Simply put we own an investment (Property) that has costs (Loan Interest, Rates, Management Fees etc); we also have income (Rent). When the costs exceed the income the investment is said to have a “negative” cash flow i.e. Money must be spent to own the asset.

“Gearing” refers to the use of borrowed money. Financial Gearing is defined as using a small amount of money to maximum advantage, i.e., using a little money to move/effect a much larger amount.

When structure correctly the costs of a negatively geared property are paid by the Tax Department, Your Tenant and the smallest actually amount coming from your own pocket.

Allowable tax deductions include;

  • Deductions on Purchasing Costs (Tax deductible over 5 years)
    • Valuation Fees
    • Stamp duty on Mortgage
    • Bank Application Fees
    • Mortgage Insurance
    • Consultancy Fees
  • Depreciation Costs
    • Building Costs (2.5% p.a. over 40 years)
    • Fixtures & Fittings (as per tax schedule)
    • Furniture (as per tax schedule)
    • Inspection Costs (100% write off annually)
    • Other acceptable costs (as per tax schedule)

Calculation of depreciable items is a very specialised field.

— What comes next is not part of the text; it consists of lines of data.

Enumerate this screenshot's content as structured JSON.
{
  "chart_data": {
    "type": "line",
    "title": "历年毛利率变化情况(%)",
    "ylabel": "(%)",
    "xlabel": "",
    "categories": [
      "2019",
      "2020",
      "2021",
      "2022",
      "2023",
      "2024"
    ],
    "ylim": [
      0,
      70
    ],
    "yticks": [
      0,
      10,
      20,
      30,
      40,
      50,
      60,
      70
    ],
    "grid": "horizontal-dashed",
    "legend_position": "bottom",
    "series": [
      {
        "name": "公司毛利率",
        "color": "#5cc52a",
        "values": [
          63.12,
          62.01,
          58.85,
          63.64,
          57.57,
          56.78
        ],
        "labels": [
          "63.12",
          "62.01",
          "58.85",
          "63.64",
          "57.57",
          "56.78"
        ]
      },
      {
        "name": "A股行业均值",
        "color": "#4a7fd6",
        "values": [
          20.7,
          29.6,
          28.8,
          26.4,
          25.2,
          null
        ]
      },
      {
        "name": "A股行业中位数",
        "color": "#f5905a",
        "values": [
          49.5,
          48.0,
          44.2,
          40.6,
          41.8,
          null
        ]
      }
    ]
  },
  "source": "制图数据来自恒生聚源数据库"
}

MTF highly recommends the services of a Quantity Surveyor to ensure you maximise your depreciation deductions. (For more information on depreciation speak with our consultants)

Negative Gearing of investment property was introduced by the government of Australia as an initiative to encourage income earners to purchase investment property to enhance the availability of rental property and help ease the burden of people becoming dependant of the Government in their old age by helping them provide for themselves.

The main reasons behind the introduction of Negative Gearing:
Firstly, many industries within the economy rely on building and development. Not just people employed directly, but also factories etc. that make the products used by builders and developers (this factor has been emphasised recently with the Federal Government's introduction of the $14,000 first home buyers grant).

The second advantage to governments is the relief of pressure to supply and maintain housing for people who are not in a position to purchase their own home, thereby saving millions of dollars in funding plus mammoth administration and infrastructure costs.

Thirdly, approximately 34% (and growing) of the population rent. An under-supply of rental property would not only push rents up (giving rise to inflationary pressure and unhappy electorates); it would also put further pressure on the government housing supply.

To encourage the private sector to invest in property for rental, governments have made available extremely viable tax incentives for the investor.

It is through these available tax incentives that investors are able to purchase property at very little cost to themselves and in many cases at virtually no cost to themselves.

Simply put: the taxman and the rental income pay for your investment property!!